Der Bayerische Verwaltungsgerichtshof wies die Beschwerde der Klägerin aus Rosenheim ab. «Einwände gegen die Programmgestaltung des öffentlich-rechtlichen Rundfunks befreien nicht von der Zahlung des Rundfunkbeitrags», urteilte das Gericht.
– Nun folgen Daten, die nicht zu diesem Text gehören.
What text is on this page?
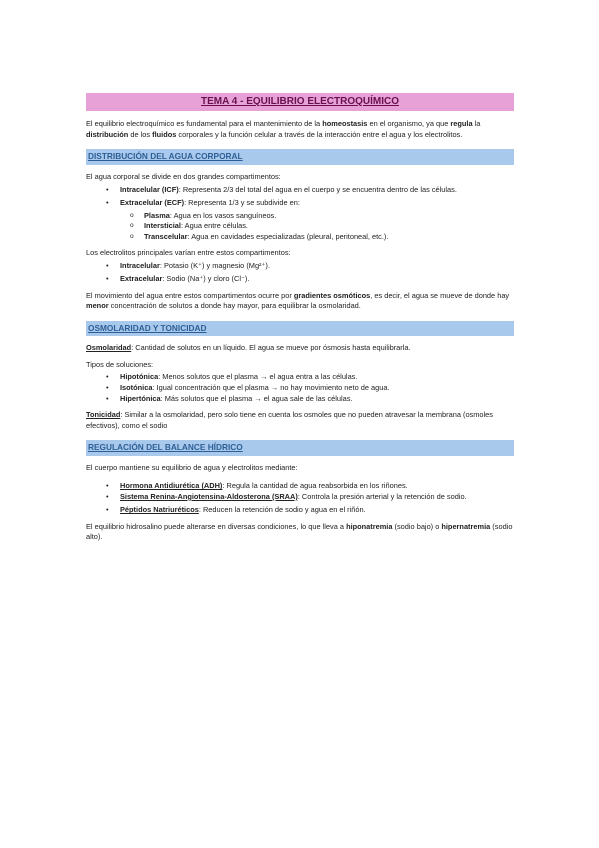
TEMA 4 - EQUILIBRIO ELECTROQUÍMICO

El equilibrio electroquímico es fundamental para el mantenimiento de la homeostasis en el organismo, ya que regula la distribución de los fluidos corporales y la función celular a través de la interacción entre el agua y los electrolitos.

DISTRIBUCIÓN DEL AGUA CORPORAL

El agua corporal se divide en dos grandes compartimentos:

• Intracelular (ICF): Representa 2/3 del total del agua en el cuerpo y se encuentra dentro de las células.
• Extracelular (ECF): Representa 1/3 y se subdivide en:
o Plasma: Agua en los vasos sanguíneos.
o Intersticial: Agua entre células.
o Transcelular: Agua en cavidades especializadas (pleural, peritoneal, etc.).

Los electrolitos principales varían entre estos compartimentos:

• Intracelular: Potasio (K⁺) y magnesio (Mg²⁺).
• Extracelular: Sodio (Na⁺) y cloro (Cl⁻).

El movimiento del agua entre estos compartimentos ocurre por gradientes osmóticos, es decir, el agua se mueve de donde hay menor concentración de solutos a donde hay mayor, para equilibrar la osmolaridad.

OSMOLARIDAD Y TONICIDAD

Osmolaridad: Cantidad de solutos en un líquido. El agua se mueve por ósmosis hasta equilibrarla.

Tipos de soluciones:

• Hipotónica: Menos solutos que el plasma → el agua entra a las células.
• Isotónica: Igual concentración que el plasma → no hay movimiento neto de agua.
• Hipertónica: Más solutos que el plasma → el agua sale de las células.

Tonicidad: Similar a la osmolaridad, pero solo tiene en cuenta los osmoles que no pueden atravesar la membrana (osmoles efectivos), como el sodio

REGULACIÓN DEL BALANCE HÍDRICO

El cuerpo mantiene su equilibrio de agua y electrolitos mediante:

• Hormona Antidiurética (ADH): Regula la cantidad de agua reabsorbida en los riñones.
• Sistema Renina-Angiotensina-Aldosterona (SRAA): Controla la presión arterial y la retención de sodio.
• Péptidos Natriuréticos: Reducen la retención de sodio y agua en el riñón.

El equilibrio hidrosalino puede alterarse en diversas condiciones, lo que lleva a hiponatremia (sodio bajo) o hipernatremia (sodio alto).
Unsere Dame aus Rosenheim aber liess nicht locker. Sie wandte sich ans Bundesverwaltungsgericht in Leipzig, die höchste Instanz in zivilrechtlichen Fragen. Dort kam es dann zu einer ziemlichen Überraschung. Die Richter aus Leipzig stimmten einem Revisionsverfahren zu. Sie klären nun, ob ARD und ZDF tatsächlich «ein der Vielfaltssicherung dienendes Programm» anbieten.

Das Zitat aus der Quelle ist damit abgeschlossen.